In Legendary, famed drag performer Dee Legendary embarks on a passionate love affair with (police) Officer John, whose fascination with Dee takes an unexpected and dangerous turn. Inspired by a true story, Legendary is an opera about double lives and destructive desires set in the glory days of New York City’s underground drag culture.

Legendary was developed during Rubinstein and Kim’s 2013-14 fellowship in AOP’s long running Composers & the Voice program (C&V). Along with five other composers, they received training for nine months with professional composers, librettists, and singers on creating opera and writing for the voice. A scene from Legendary was first presented to the public in September’s C&V Six Scenes concert.

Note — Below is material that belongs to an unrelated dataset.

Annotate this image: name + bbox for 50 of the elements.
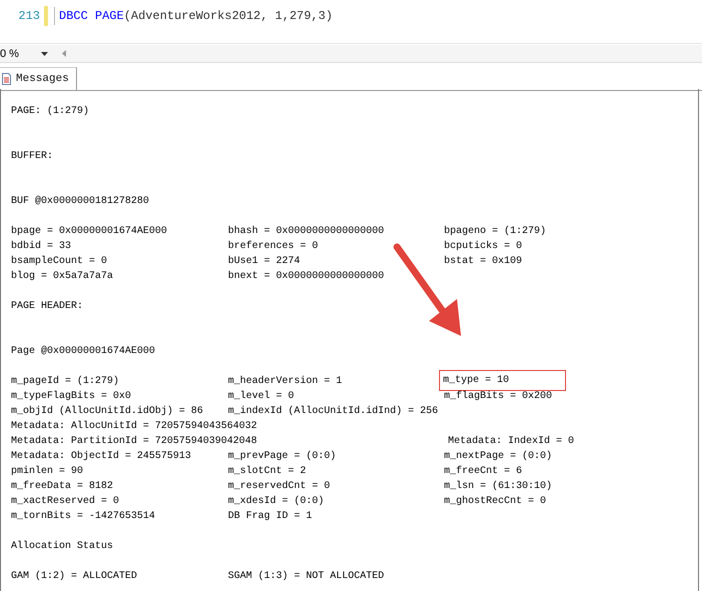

The first two scenes of Legendary will be presented in March by AOP First Chance, public presentations of operas-in-progress, as part of MSM’s annual Opera Index series “New American Opera Previews, From Page to Stage.” Legendary will be the 11th AOP-developed work to appear in Page to Stage at MSM. Previous C&V works at MSM have included Jack Perla’s Love Hate (2012 premiere, ODC Theater with San Francisco Opera), Gregory Spears’ Paul’s Case (World premiere, UrbanArias (2013) and PROTOtype Festival (Jan 2014)), and Daniel Sonenberg’s The Summer King (concert premiere, PortlandOvations, May 2014). Composers & the Voice holds a long-established partnership with The Manhattan School of Music, as well as a new affiliation with the UCLA Herb Alpert School of Music, as a way of introducing contemporary opera to students.